Half Irish wit, half smooth operator, half, wait a minute that is too many half, so part guy who knew two thousand facts about lots of things, and a little about her bailiwick social psychology although that would only come out later after he was long gone. That was Peter Grogan in a nutshell. He did not come on strong though, was rather tentative about asking if the seat next to hers was open, it was and so were half the seats at the bar so there was a little mischief brewing in her when she said yes. Maybe it was just her time to get back in the ring but she fell hard for him like some drunken sailor pining for some faraway hometown girl. That took a while though since that is where the Peter smooth part came in. He hooked her by being the very soul of modesty, she had had to when they time came nudge him into her bed (she wasn’t aware until later that his preoccupations were not about sex but about other things and so bedding her was presumably far down on his list-smooth though on its face since Josie had decidedly given up on rushing to bed with every guy who did not seem going in the sheets like a mass murderer).    

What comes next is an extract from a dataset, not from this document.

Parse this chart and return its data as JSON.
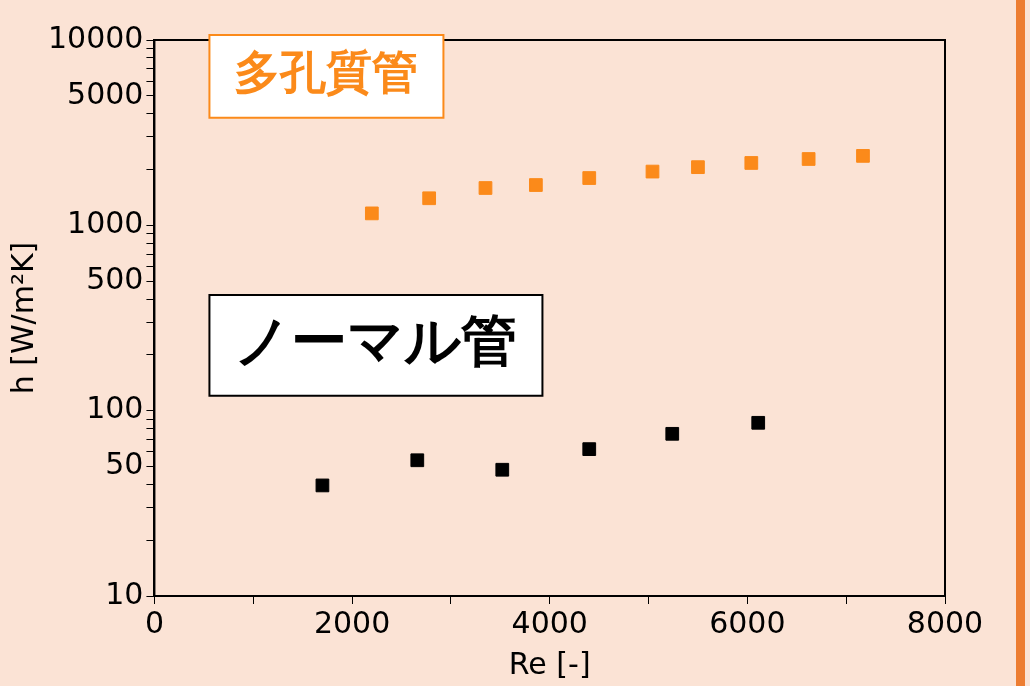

Here ’s where things went awry though after several months, after he had hooked her good, Peter kept insisting that he could set her up with a nice institute, a place where she could do all the research she wanted. Naturally a person, a woman with limited personal resources looking to break from the parental financial stranglehold which they held over her like a sword would listen attentively to such an offer, an offer which dovetailed with her dreams. Here’s the come on though, although having very little experience with serious con men she was not wise to that world when he said he just needed some dough to tide him over on a deal and could she lend him some few thousands to close the deal and then they would be as he said “in the clover.”

She, the fool, took his words as good coin and lent the bum the dough even though it would take a serious chunk out of her cash reserves. And lent more money a couple more times until her account and stocks (given by her father to be saved for a rainy day) were almost depleted. Even then he had flim-flammed her enough that she was not suspicious when that deal that was supposed to be a piece of cake to close kept keeping more, rather than less, complicated. Then while she was away at a two week conference/retreat in San Francisco she let Peter use her place while she was gone, for a business deal he said which couldn’t be concluded at his office, or his home. When she came back from Frisco the whole place had been denuded of every saleable item, and to boot Peter had tried to sell the condo she owned to some poor snook who gave him a $5000 down payment. When they caught up with Peter in Rhode Island it turned out the only financing he was doing was financing various losing horses at local race tracks with whoever’s money he could grab (well over a quarter million dollars at least that was the total from those who were not too embarrassed to keep quiet about their loses).      

Yeah, Josie sighed as she bundled up Peter’s debris, a few clothes, a couple of books, some utensils, to be thrown away in the garbage with her love, she had crumbled up a thousand man thoughts over her life to find one truth-a good man is hard to find, very hard to find.